Using the ratio of present-to-past ‘sets’ for our speakers (approximately 40% present to 60% past), we can now ask to what extent the attempted manipulations of time orientation in events #21-23 were successful in producing deviations from this base-line. As shown in Table 10, the terminal achievement verb hit does show the predicted trends: #21 (present) has a present/past split at about the base-line; #22 (past) is biased more toward past tense (although the over-all frequency of hit goes down); and # 23 (future) shows much reduced past tense and 8% future. The interminal action verb roll shows much higher frequencies of occurrences for #22 (past) and #23 (future) - events for which contact between BALL and TUBE was not observed but much ‘ rolling ’ was - yet the ratio of present to past stays quite constant near the base-line level.

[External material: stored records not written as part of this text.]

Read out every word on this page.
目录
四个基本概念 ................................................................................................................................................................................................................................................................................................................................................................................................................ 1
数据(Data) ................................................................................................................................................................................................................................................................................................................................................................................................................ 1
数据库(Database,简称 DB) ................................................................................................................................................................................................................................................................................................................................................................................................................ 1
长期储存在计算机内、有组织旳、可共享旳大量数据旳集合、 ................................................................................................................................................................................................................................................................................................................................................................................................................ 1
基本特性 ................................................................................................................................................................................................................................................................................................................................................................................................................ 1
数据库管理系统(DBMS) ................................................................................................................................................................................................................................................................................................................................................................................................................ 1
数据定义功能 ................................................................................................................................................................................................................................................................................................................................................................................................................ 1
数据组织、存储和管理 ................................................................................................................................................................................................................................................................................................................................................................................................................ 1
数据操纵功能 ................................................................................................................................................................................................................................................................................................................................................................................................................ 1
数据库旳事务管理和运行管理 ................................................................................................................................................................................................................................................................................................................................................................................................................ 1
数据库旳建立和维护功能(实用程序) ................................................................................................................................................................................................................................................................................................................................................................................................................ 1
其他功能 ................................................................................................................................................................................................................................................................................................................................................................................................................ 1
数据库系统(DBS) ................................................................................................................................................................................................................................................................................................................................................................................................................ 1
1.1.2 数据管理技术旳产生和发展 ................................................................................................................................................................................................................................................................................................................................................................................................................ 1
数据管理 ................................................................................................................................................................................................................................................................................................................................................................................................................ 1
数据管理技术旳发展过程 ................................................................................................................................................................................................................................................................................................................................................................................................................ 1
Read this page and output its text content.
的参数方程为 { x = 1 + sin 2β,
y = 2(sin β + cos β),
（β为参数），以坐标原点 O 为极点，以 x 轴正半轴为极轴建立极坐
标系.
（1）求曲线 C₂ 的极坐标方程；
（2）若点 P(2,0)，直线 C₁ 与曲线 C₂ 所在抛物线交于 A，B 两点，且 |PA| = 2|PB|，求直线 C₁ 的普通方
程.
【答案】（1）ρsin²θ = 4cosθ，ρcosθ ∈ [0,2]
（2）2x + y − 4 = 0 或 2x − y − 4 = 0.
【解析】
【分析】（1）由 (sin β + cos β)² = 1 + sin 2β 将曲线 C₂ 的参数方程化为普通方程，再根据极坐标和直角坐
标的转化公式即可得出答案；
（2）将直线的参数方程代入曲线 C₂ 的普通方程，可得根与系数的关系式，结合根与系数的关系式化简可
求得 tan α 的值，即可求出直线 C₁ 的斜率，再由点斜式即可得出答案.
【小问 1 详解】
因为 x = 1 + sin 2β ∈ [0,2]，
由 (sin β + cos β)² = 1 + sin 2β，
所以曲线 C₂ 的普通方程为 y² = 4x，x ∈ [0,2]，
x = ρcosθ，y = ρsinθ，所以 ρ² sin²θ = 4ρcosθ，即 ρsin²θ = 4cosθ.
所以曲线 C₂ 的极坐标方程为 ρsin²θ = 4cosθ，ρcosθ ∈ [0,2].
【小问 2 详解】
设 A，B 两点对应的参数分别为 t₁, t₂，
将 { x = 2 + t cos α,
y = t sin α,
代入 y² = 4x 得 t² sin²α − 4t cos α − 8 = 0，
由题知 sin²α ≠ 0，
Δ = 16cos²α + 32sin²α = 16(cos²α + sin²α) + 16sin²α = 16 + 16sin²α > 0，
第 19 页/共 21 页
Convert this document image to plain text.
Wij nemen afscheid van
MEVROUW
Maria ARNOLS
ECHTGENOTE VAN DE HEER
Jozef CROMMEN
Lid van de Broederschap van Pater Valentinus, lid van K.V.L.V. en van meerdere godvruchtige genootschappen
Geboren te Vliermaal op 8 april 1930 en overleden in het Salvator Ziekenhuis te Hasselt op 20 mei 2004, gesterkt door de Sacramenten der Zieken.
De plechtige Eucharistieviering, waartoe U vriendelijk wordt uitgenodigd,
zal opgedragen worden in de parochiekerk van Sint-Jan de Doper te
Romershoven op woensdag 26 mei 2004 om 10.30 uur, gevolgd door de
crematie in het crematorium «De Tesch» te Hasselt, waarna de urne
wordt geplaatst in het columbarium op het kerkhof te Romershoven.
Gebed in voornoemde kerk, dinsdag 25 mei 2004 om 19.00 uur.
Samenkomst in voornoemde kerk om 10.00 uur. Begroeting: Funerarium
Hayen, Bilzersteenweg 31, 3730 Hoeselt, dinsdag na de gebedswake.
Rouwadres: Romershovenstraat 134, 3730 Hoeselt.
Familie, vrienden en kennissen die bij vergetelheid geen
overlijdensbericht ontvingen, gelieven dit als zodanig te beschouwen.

Also shown in Table 10 are relative frequencies of certain prepositional phrases accompanying the verb rolled (in either present or past tense); rolling at or into occur when the event is seen, rolling from or away when it has already happened, and rolling toward when the event is anticipated. That the preposition toward carries a future orientation is evident from the 53% occurrences when the event is anticipated but not seen, and of these most were accompaniments of past-tense rolled. There appears to be semantic equivalence between will hit and rolled toward in expressing a future-orientation feature.